Canadian nanomedicine scientist and NMIN founder Dr. Pieter Cullis, together with his Germany and US-based peers Drs Katalin Kariko and Drew Weissman, have been honoured with a 2022 Canada Gairdner International Award for their contributions to the development of COVID-19 messenger RNA (mRNA) vaccines.
Dr. Cullis and colleagues at the University of British Columbia (UBC) and Acuitas Therapeutics, a company he co-founded, developed the indispensable “made in Canada” lipid nanoparticle technology used by these vaccines to deliver mRNA into target cells. Drs Kariko and Weissman made fundamental contributions that enabled mRNA to be used as vaccines through their ground-breaking joint research.
The Gairdner Foundation announced the 2022 award laureates in a press release on 5 April 2022, noting that the work of Drs Cullis, Kariko and Weissman “enabled the rapid availability of highly effective and safe COVID-19 mRNA vaccines, which has become an important tool for the control of COVID-19 pandemic.”
Dr. Pieter Cullis interviewed about his Gairdner recognition on Global News
Importantly, their pivotal discoveries also have the potential to revolutionize the future delivery of effective and safe vaccines, therapeutics and gene therapies. The success of the mRNA vaccines for COVID-19 suggests paths forward for similar vaccines for viral threats like influenza or HIV. Clinical trials are already underway to test mRNA vaccines to prevent diseases, caused by Zika virus, chikungunya and rabies infections.
“I am grateful for this recognition of the research conducted over five decades in my UBC laboratory, and I’m honoured to share this prize with Drs Kariko and Weismann,” observes Dr. Cullis. “This award highlights the enormously important role Canadian science and innovation can play on the global stage, saving lives and alleviating the burden of disease, when adequately supported. I am proud to have contributed to Canada’s status as a leader in the development of nanomedicines, which are revolutionizing the treatment of disease.”

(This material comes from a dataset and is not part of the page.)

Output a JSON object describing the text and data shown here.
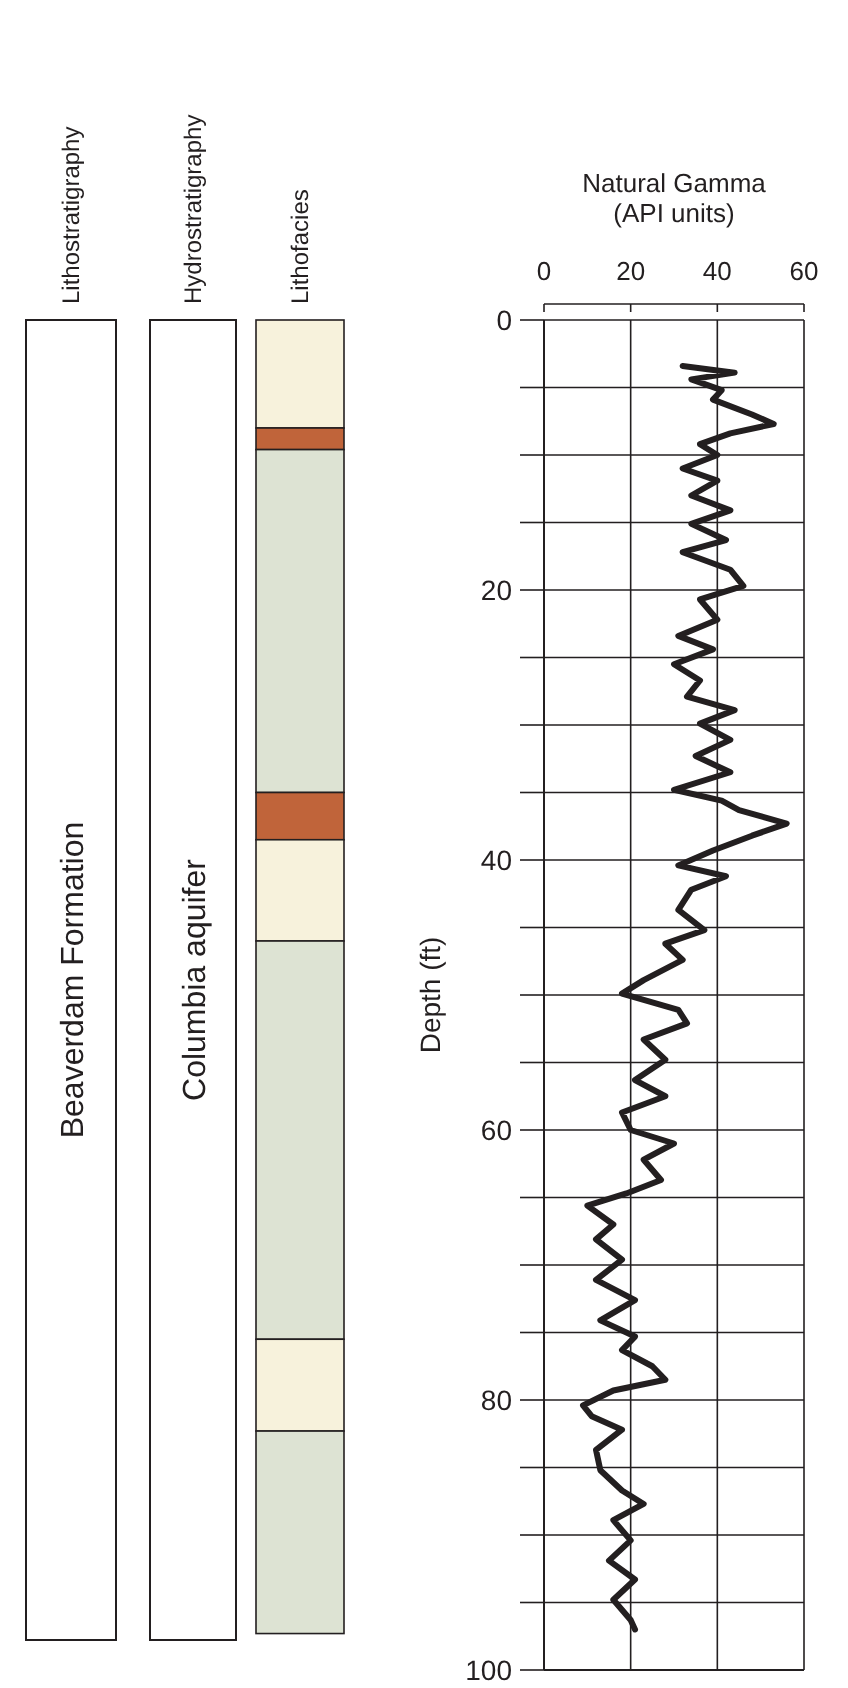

The Canada Gairdner Awards recognize the world’s most creative and accomplished biomedical scientists who are advancing humanity and the world. Annually, nine awards are given across five categories. The Canada Gairdner International Award is awarded to “outstanding biomedical scientists who have made original contributions to medicine resulting in an increased understanding of human biology and disease.” Laureates each receive $100,000 CDN. Since the awards were inaugurated in1959, 96 of the 402 award recipients to date (24%) have gone on to receive the Nobel Prize.
The day before the Gairdner announcement, Drs Cullis and Karikó were also awarded the 2021 and 2020 Lipid Science Prize by the independent research foundation Camurus Lipid Research Foundation at a ceremony in Lund, Sweden.
The prize recognizes “their significant contributions and breakthrough innovations in areas of m-RNA stabilization, development, and lipid nanoparticle delivery, which has resulted in m-RNA based covid-19 vaccines used by hundreds of millions of people around the world.”
Dr. Cullis, a Professor in the Department of Biochemistry and Molecular Biology at UBC, is also the Founding Scientific Director of Canada’s NanoMedicines Innovation Network (NMIN), in which he continues to play a leadership role.
Dr. Cullis has founded and continues to found new companies to commercialize technologies developed in his laboratory, including the Vancouver, BC-based biotech company Acuitas Therapeutics. Acuitas was granted a 2021 Global Impact Award by Life Sciences British Columbia in recognition of its work with Pfizer and BioNTech in developing their highly effective mRNA-based COVID-19 vaccine.
In November 2021, Drs Cullis, Kariko and Weissman were jointly honoured for their mRNA vaccine roles with the 2021 Prince Mahidol Award, an international award created by the Thai Royal Family to recognize outstanding achievements in medicine and public health. The prestigious medical journal The Lancet profiled the trio in acknowledgement of the honour, and The New York Times featured their contributions in its 16 January 2022 article “Halting Progress and Happy Accidents: How mRNA Vaccines Were Made.” On 20 January 2022, the three were jointly awarded the $3M VinFuture Grand Prize, the first global sci-tech award from Vietnam, in a ceremony broadcast live in that country and featured the appearance of Vietnam’s Prime Minister Mr. Pham Minh Chinh.